A 24-inch piece of string is cut into two pieces. One piece is used to form a circle and the other is used to form a square. How should the string be cut so that the sum of the areas is a minimum?
Your string is cut into X and (24-X). Suppose the X part is used to form the circle, and the (24-X) part is used to form the square. Then since the circumference X = 2ðr, the radius r of the circle is X/(2ð), and so the area is ðr² = ðX²/(4ð²) = X²/(4ð).
The area of the square is just the square of one side, and one side is (24-X)/4 = 6 - X/4, so the area is (6 - X/4)².
So the sum of the areas is just X²/(4ð) + (6 - X/4)². You want to minimize this, so differentiate it with respect to X, and set the derivative to zero:
f'(X) = X/(2ð) - (6 - X/4)/2 = 0, so X/ð - 6 + X/4 = 0, so X = 6 / (1/4 + 1/ð).
Note that we don't know if this is a minimum or a maximum yet, so you'll need to work out what the area would have been if all the string had been used to create the circle, and then work out what the area would have been if all the string had been used to create the square. You should find that the above answer is less than either of them. However I strongly recommend you also check my math above: if I've got it right this is rather a messy one.
(That funny symbol ð should be a pi, by the way: it isn't being interpreted correctly.)
thank you David Q
To find the lengths of the string that should be used to form the circle and square such that the sum of their areas is minimized, we can use calculus and the concepts of optimization.
Let's represent the lengths of the string used for the circle and square as x and (24 - x) respectively.

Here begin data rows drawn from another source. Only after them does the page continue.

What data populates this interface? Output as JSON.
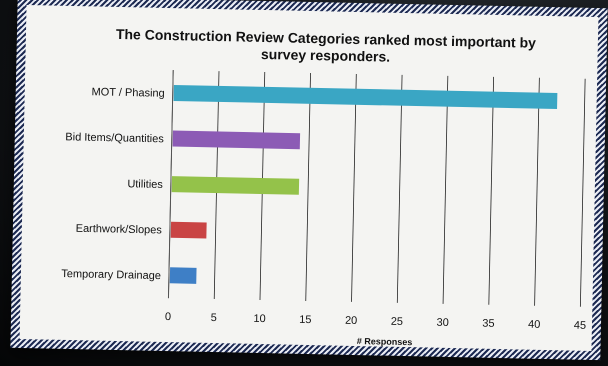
{
  "chart_data": {
    "type": "bar",
    "orientation": "horizontal",
    "title_lines": [
      "The Construction Review Categories ranked most important by",
      "survey responders."
    ],
    "xlabel": "# Responses",
    "ylabel": "",
    "xlim": [
      0,
      45
    ],
    "x_ticks": [
      0,
      5,
      10,
      15,
      20,
      25,
      30,
      35,
      40,
      45
    ],
    "grid": "vertical",
    "legend": "none",
    "categories": [
      "MOT / Phasing",
      "Bid Items/Quantities",
      "Utilities",
      "Earthwork/Slopes",
      "Temporary Drainage"
    ],
    "values": [
      42,
      14,
      14,
      4,
      3
    ],
    "colors": [
      "#3aa6c4",
      "#8c5bb5",
      "#94c24a",
      "#c94444",
      "#3e7fc6"
    ]
  }
}
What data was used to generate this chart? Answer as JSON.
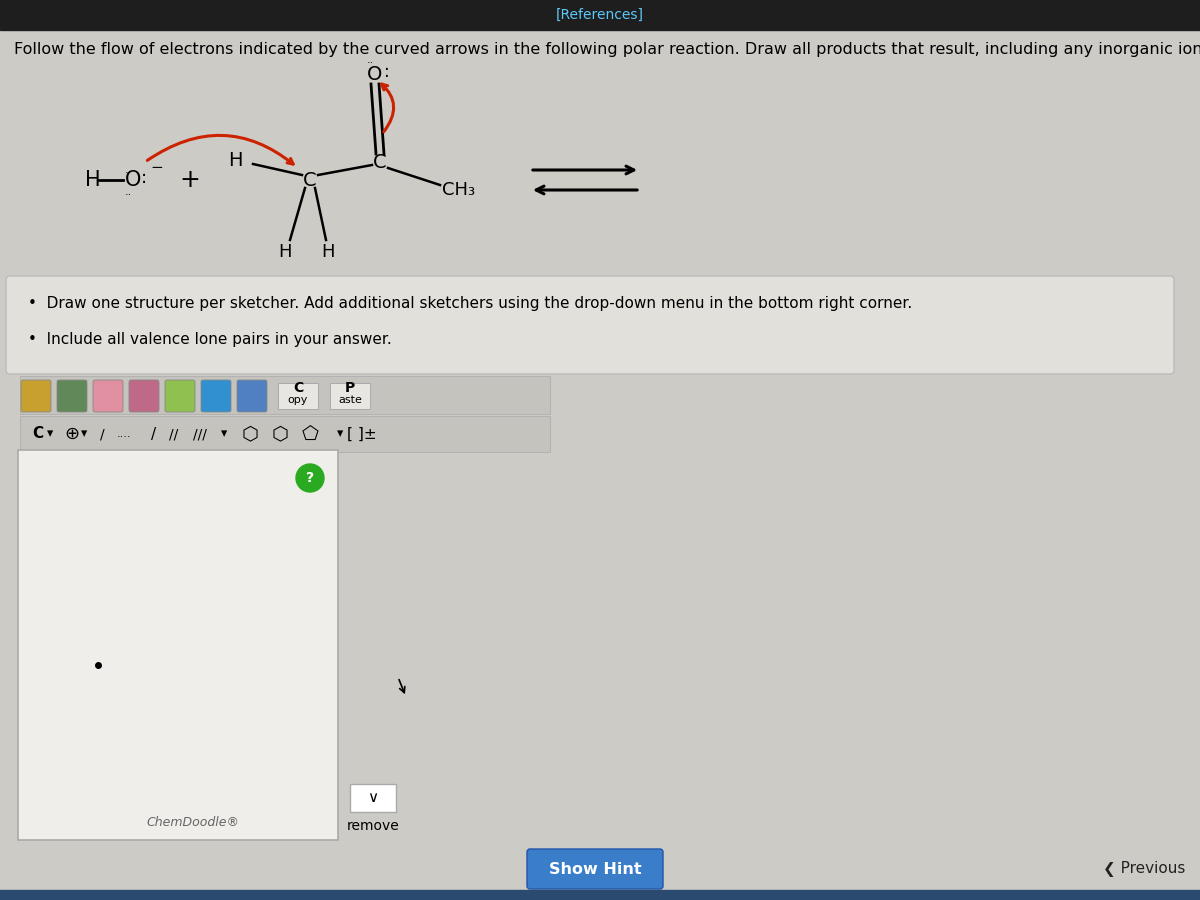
{
  "bg_top_bar": "#1e1e1e",
  "bg_main": "#cccbc6",
  "references_text": "[References]",
  "references_color": "#5bc8f5",
  "title_line1": "Follow the flow of electrons indicated by the curved arrows in the following polar reaction. Draw all products that result, including any inorganic ions.",
  "title_fontsize": 12.5,
  "instruction_box_bg": "#e2e0da",
  "instruction_lines": [
    "Draw one structure per sketcher. Add additional sketchers using the drop-down menu in the bottom right corner.",
    "Include all valence lone pairs in your answer."
  ],
  "chemdoodle_label": "ChemDoodle®",
  "remove_text": "remove",
  "show_hint_text": "Show Hint",
  "show_hint_bg": "#3a7dc9",
  "previous_text": "Previous",
  "drawing_box_bg": "#f0eeea",
  "drawing_box_border": "#999999",
  "arrow_red": "#cc2200",
  "bottom_bar": "#2a4a70"
}
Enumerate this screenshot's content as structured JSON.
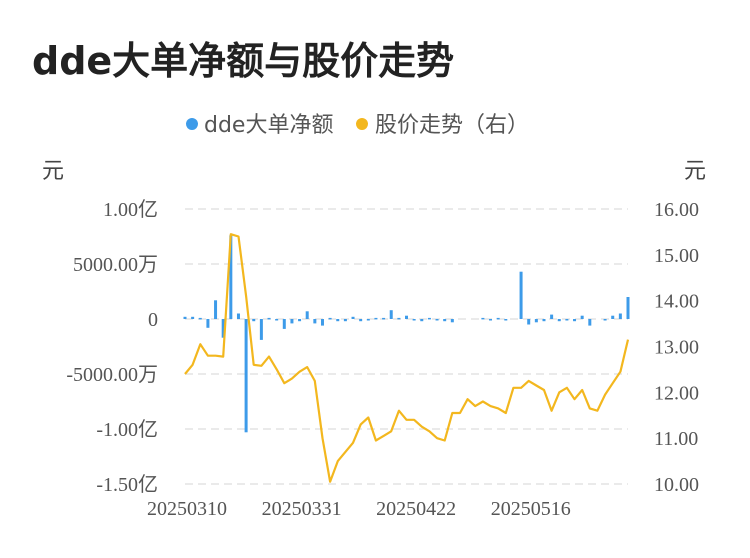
{
  "title": "dde大单净额与股价走势",
  "chart_data": {
    "type": "bar+line",
    "legend": [
      {
        "name": "dde大单净额",
        "color": "#3d9be9"
      },
      {
        "name": "股价走势（右）",
        "color": "#f3b71e"
      }
    ],
    "left_unit": "元",
    "right_unit": "元",
    "left_ticks": [
      {
        "value": 100000000,
        "label": "1.00亿"
      },
      {
        "value": 50000000,
        "label": "5000.00万"
      },
      {
        "value": 0,
        "label": "0"
      },
      {
        "value": -50000000,
        "label": "-5000.00万"
      },
      {
        "value": -100000000,
        "label": "-1.00亿"
      },
      {
        "value": -150000000,
        "label": "-1.50亿"
      }
    ],
    "right_ticks": [
      "16.00",
      "15.00",
      "14.00",
      "13.00",
      "12.00",
      "11.00",
      "10.00"
    ],
    "left_range": [
      -150000000,
      100000000
    ],
    "right_range": [
      10,
      16
    ],
    "x_labels": [
      {
        "index": 0,
        "label": "20250310"
      },
      {
        "index": 15,
        "label": "20250331"
      },
      {
        "index": 30,
        "label": "20250422"
      },
      {
        "index": 45,
        "label": "20250516"
      }
    ],
    "series": [
      {
        "name": "dde大单净额",
        "type": "bar",
        "values": [
          2000000,
          2000000,
          1000000,
          -8000000,
          17000000,
          -17000000,
          76000000,
          5000000,
          -103000000,
          -2000000,
          -19000000,
          1000000,
          -1000000,
          -9000000,
          -4000000,
          -2000000,
          7000000,
          -4000000,
          -6000000,
          1000000,
          -2000000,
          -2000000,
          2000000,
          -2000000,
          -1000000,
          1000000,
          1000000,
          8000000,
          1000000,
          3000000,
          -1000000,
          -2000000,
          1000000,
          -1000000,
          -2000000,
          -3000000,
          0,
          0,
          0,
          1000000,
          -1000000,
          1000000,
          -1000000,
          0,
          43000000,
          -5000000,
          -3000000,
          -2000000,
          4000000,
          -2000000,
          -1000000,
          -2000000,
          3000000,
          -6000000,
          0,
          -1000000,
          3000000,
          5000000,
          20000000
        ]
      },
      {
        "name": "股价走势（右）",
        "type": "line",
        "values": [
          12.4,
          12.6,
          13.05,
          12.8,
          12.8,
          12.78,
          15.45,
          15.4,
          14.1,
          12.6,
          12.58,
          12.78,
          12.5,
          12.2,
          12.3,
          12.45,
          12.55,
          12.25,
          11.0,
          10.05,
          10.5,
          10.7,
          10.9,
          11.3,
          11.45,
          10.95,
          11.05,
          11.15,
          11.6,
          11.4,
          11.4,
          11.25,
          11.15,
          11.0,
          10.95,
          11.55,
          11.55,
          11.85,
          11.7,
          11.8,
          11.7,
          11.65,
          11.55,
          12.1,
          12.1,
          12.25,
          12.15,
          12.05,
          11.6,
          12.0,
          12.1,
          11.85,
          12.05,
          11.65,
          11.6,
          11.95,
          12.2,
          12.45,
          13.15
        ]
      }
    ]
  }
}
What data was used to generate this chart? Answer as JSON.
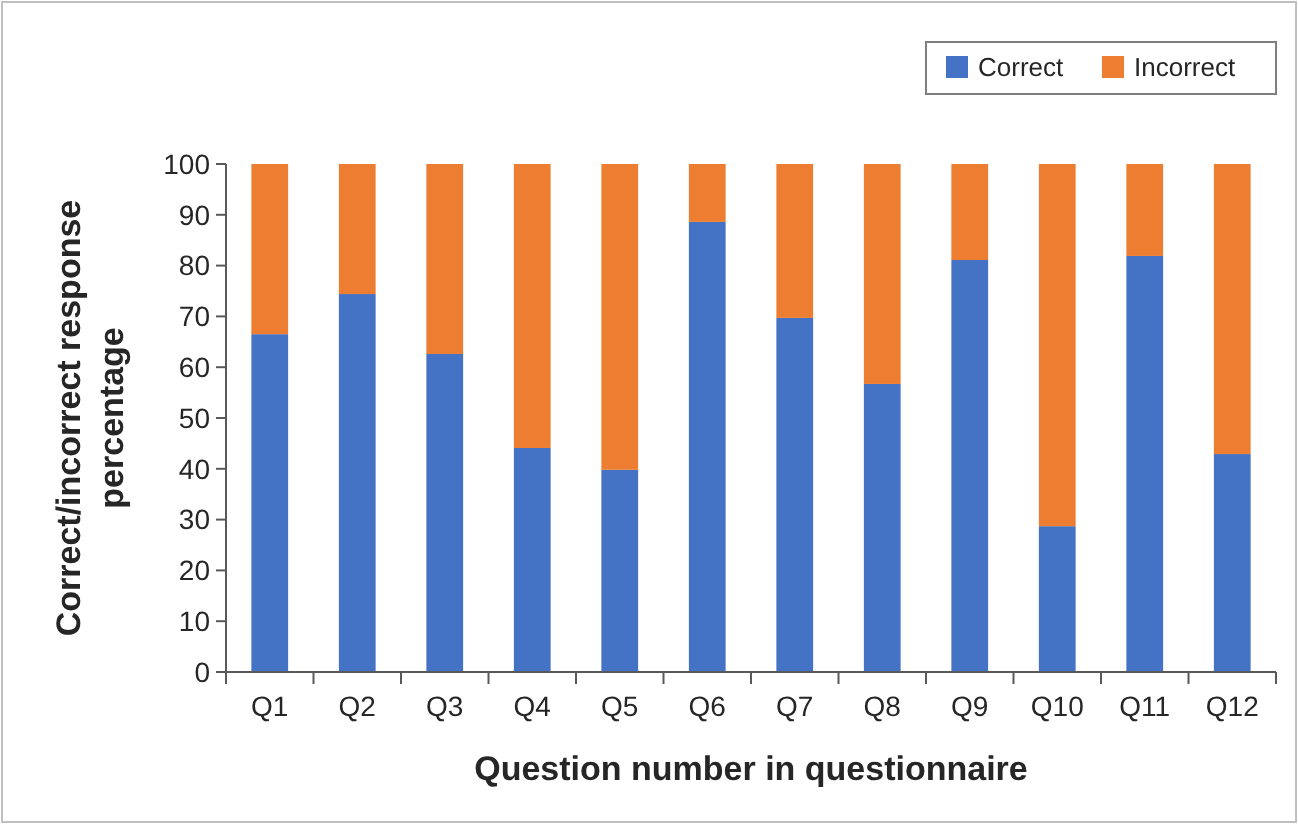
{
  "chart_data": {
    "type": "bar",
    "stacked": true,
    "xlabel": "Question number in questionnaire",
    "ylabel": "Correct/incorrect response percentage",
    "categories": [
      "Q1",
      "Q2",
      "Q3",
      "Q4",
      "Q5",
      "Q6",
      "Q7",
      "Q8",
      "Q9",
      "Q10",
      "Q11",
      "Q12"
    ],
    "series": [
      {
        "name": "Correct",
        "color": "#4472c4",
        "values": [
          66.5,
          74.4,
          62.6,
          44.1,
          39.8,
          88.6,
          69.7,
          56.7,
          81.1,
          28.7,
          81.9,
          42.9
        ]
      },
      {
        "name": "Incorrect",
        "color": "#ed7d31",
        "values": [
          33.5,
          25.6,
          37.4,
          55.9,
          60.2,
          11.4,
          30.3,
          43.3,
          18.9,
          71.3,
          18.1,
          57.1
        ]
      }
    ],
    "ylim": [
      0,
      100
    ],
    "yticks": [
      0,
      10,
      20,
      30,
      40,
      50,
      60,
      70,
      80,
      90,
      100
    ],
    "grid": false,
    "legend": "top right"
  }
}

The circumference of a circle is given by the formula C = πd or C = 2πr, where d is the diameter and r is the radius. We know that the string used for the circle will form its circumference, so we can set up the equation:
x = 2πr
To find the radius r in terms of x, we divide both sides of the equation by 2π:
r = x / (2π)
The perimeter of a square is given by the formula P = 4s, where s is the length of a side. We know that the string used for the square will form its perimeter, so we can set up the equation:
24 - x = 4s
To find the length of a side s in terms of x, we divide both sides of the equation by 4:
s = (24 - x) / 4
The area of a circle is given by the formula A = πr^2, and the area of a square is given by the formula A = s^2. We can substitute the values we found for r and s into these formulas and add them together:
A = π((x / (2π))^2) + ((24 - x) / 4)^2
A = (x^2 / (4π)) + ((24 - x)^2 / 16)
To minimize the sum of the areas, we can take the derivative of A with respect to x and set it equal to zero:
dA/dx = (2x / (4π)) - (2(24 - x) / 16) = 0
Simplifying this equation, we get:
x / (2π) = (24 - x) / 8
Solving for x, we find:
x = 16π / 5
To find the corresponding length for the square, we substitute this value of x into the equation we set up earlier:
s = (24 - x) / 4
s = (24 - 16π / 5) / 4
Now we have the lengths of the string that should be used to form the circle and square such that the sum of their areas is minimized.